I got my housing assignment yesterday and i got the building that i wanted....i'm gonna be on the 6th floor of the Smith Tower whoop whoop!!!...one of my suitmates called me today and she's from Nassau county which is really cool...she sounded really really sweet and i can't wait to get up there and meet everyone...
this really is going to be the best thing for me and i just have to keep on telling myself that...my life is about to make a drastic change because i've grown so accustomed to college life at home and it's just gonna be a hard adjustment but i'm very willing to conform....i know i'm going to miss my friends here but that's nothing new...i know this will only make me better and benefit me in the end...
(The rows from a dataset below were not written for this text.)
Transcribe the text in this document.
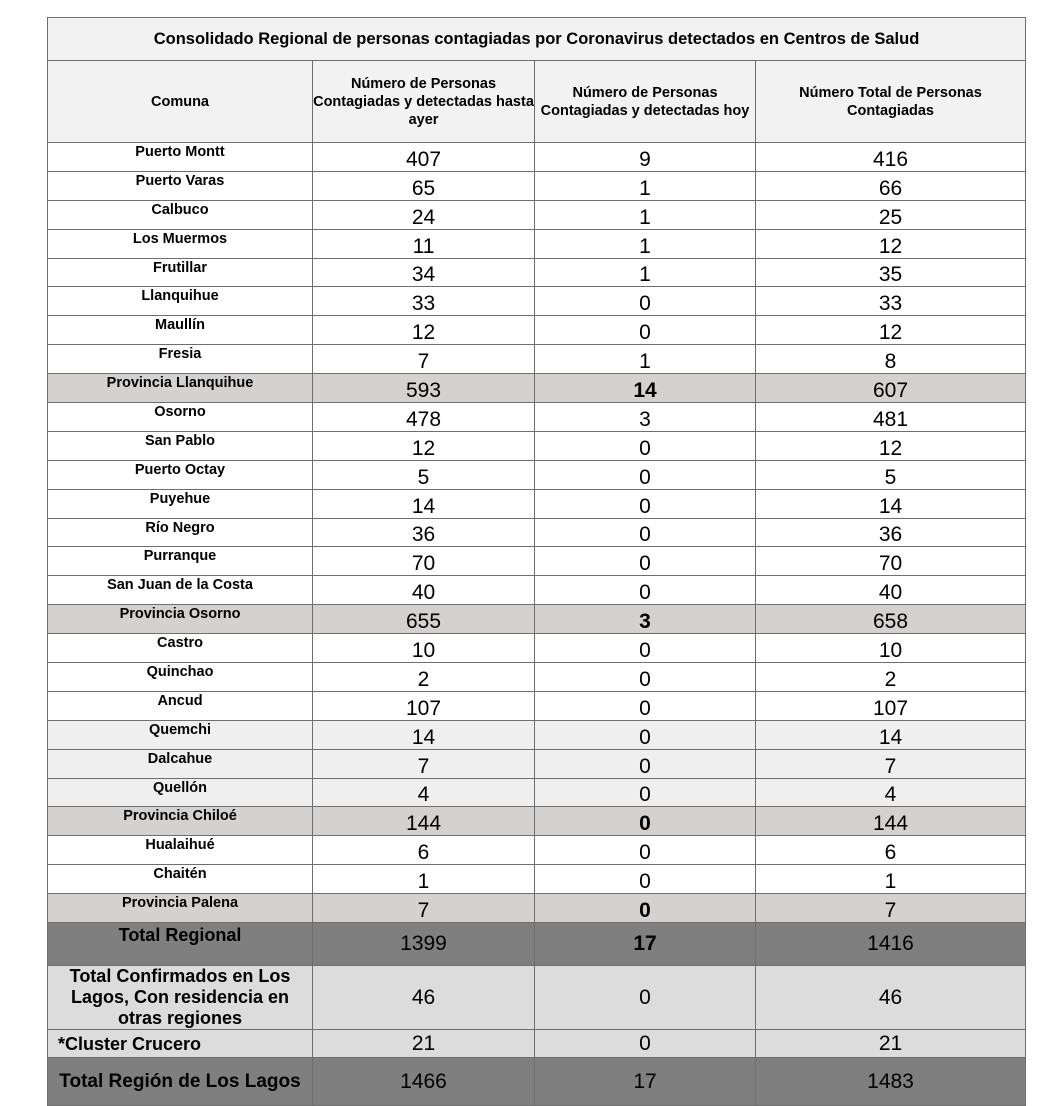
Consolidado Regional de personas contagiadas por Coronavirus detectados en Centros de Salud			
Comuna	Número de Personas Contagiadas y detectadas hasta ayer	Número de Personas Contagiadas y detectadas hoy	Número Total de Personas Contagiadas
Puerto Montt	407	9	416
Puerto Varas	65	1	66
Calbuco	24	1	25
Los Muermos	11	1	12
Frutillar	34	1	35
Llanquihue	33	0	33
Maullín	12	0	12
Fresia	7	1	8
Provincia Llanquihue	593	14	607
Osorno	478	3	481
San Pablo	12	0	12
Puerto Octay	5	0	5
Puyehue	14	0	14
Río Negro	36	0	36
Purranque	70	0	70
San Juan de la Costa	40	0	40
Provincia Osorno	655	3	658
Castro	10	0	10
Quinchao	2	0	2
Ancud	107	0	107
Quemchi	14	0	14
Dalcahue	7	0	7
Quellón	4	0	4
Provincia Chiloé	144	0	144
Hualaihué	6	0	6
Chaitén	1	0	1
Provincia Palena	7	0	7
Total Regional	1399	17	1416
Total Confirmados en Los Lagos, Con residencia en otras regiones	46	0	46
*Cluster Crucero	21	0	21
Total Región de Los Lagos	1466	17	1483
making this phone call is something i dread but something i want to do so badly....who ever thought that dialing a phone would be so hard??..running into that person would just be so much easier, but it doesn't seem to happen....i have to do this though...for myself...for my sanity and especially for my peace of mind...i can't leave without doing it...i can't leave without closure..i need to salvage what i have lost in the past 4 months and i only have 3 weeks to do it...i know my problems will follow me but anything i can resolve here and leave behind will be for the best...i know i may sound dramatic but that's my life...drama full like never before...only in the past 3 years has my life been so crazy and dramatic...i guess it's making up for all that lost time...i'd give anything to go back to that....but then i wouldn't have all the great times that have come over the past years...it's like that whole eternal sunshine of the spotless mind thing...i want to erase everything and every memory that hurts me but along with taking out the bad you have to take out the good and i don't think i could part with that....catch 22!...but yeah i'm rambling
I JUST HAVE TO SAY THAT MISSY IN MY NEW GIRLFRIEND!...SHE'S THE SWEETEST PERSON I KNOW AND WE ARE GOING TO SPOIL EACHOTHER AND BUY EACHOTHER PRETTY GIFTS BECAUSE WE ARE COOL! I LOVE YOU MISSY!!
HEAD AUTOMATICA TOMORROW AT THE DOWNTOWN!